Dinny did not answer. She knew some of the rhymes and was uncertain. Having scrutinized a number of effigies and names which had for her a certain limited interest, and for the girl apparently none, they moved slowly down the aisle to where between two red wreaths lay the black and gold tablet to the Unknown Warrior.

“I wonder whether ‘e knows,” said the girl, “but I shouldn’t think ‘e cares, anyway; nobody knows ‘is name, so ‘e gets nothin’ out of it.”

“No. It’s we who get something out of it,” said Dinny, feeling the sensation in her throat with which the world rewards the Unknown Warrior.

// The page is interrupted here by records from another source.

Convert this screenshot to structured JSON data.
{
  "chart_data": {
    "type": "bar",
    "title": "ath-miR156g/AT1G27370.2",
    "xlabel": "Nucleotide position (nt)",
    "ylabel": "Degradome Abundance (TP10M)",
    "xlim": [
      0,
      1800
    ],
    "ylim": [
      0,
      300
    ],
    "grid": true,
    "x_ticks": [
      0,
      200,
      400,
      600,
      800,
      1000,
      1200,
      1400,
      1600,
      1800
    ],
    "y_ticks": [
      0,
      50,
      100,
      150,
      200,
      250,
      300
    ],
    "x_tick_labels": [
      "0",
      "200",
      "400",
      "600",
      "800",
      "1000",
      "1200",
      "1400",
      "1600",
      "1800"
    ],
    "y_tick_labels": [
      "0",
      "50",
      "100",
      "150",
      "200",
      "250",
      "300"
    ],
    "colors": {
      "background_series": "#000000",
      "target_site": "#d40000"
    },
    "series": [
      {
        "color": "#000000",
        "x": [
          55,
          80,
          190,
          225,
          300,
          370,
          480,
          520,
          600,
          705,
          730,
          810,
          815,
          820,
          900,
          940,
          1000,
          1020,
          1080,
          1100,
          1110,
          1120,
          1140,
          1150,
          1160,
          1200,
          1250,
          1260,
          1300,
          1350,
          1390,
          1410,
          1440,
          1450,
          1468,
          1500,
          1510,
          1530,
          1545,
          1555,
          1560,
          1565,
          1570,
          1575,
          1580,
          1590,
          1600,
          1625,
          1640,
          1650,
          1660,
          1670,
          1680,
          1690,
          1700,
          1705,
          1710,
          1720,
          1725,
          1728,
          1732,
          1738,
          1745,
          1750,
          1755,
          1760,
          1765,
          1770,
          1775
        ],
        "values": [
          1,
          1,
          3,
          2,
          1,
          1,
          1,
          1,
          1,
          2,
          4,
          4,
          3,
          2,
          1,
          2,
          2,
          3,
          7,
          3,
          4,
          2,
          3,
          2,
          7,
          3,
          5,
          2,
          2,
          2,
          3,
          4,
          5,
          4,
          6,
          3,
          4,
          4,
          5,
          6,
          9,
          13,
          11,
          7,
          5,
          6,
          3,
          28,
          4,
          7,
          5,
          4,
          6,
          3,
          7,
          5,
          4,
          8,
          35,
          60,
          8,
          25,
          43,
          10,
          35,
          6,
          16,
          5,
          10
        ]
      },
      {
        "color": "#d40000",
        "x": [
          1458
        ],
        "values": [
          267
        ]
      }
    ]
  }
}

Out in the street again the girl asked suddenly:

“Are you religious, Miss?”

“In a sort of way, I think,” said Dinny, doubtingly.

“I never was taught any—Dad and Mother liked Mr. Cherrell, but they thought it was a mistake; my Dad was a Socialist, you see, and he used to say religion was part of the capitalist system. Of course we don’t go to Church, in our class. We haven’t time, for one thing. You’ve got to keep so still in Church, too. I must say I like more movement. And then, if there’s a God, why is he called He? It puts me against Him, I know. Callin’ God He gets girls treated as they are, I think. Since my case I’ve thought about that a good deal after what the Court missionary said. A he can’t get on with creation without a she, anyway.”

Dinny stared.

“You should have said that to my uncle. It’s quite a thought.”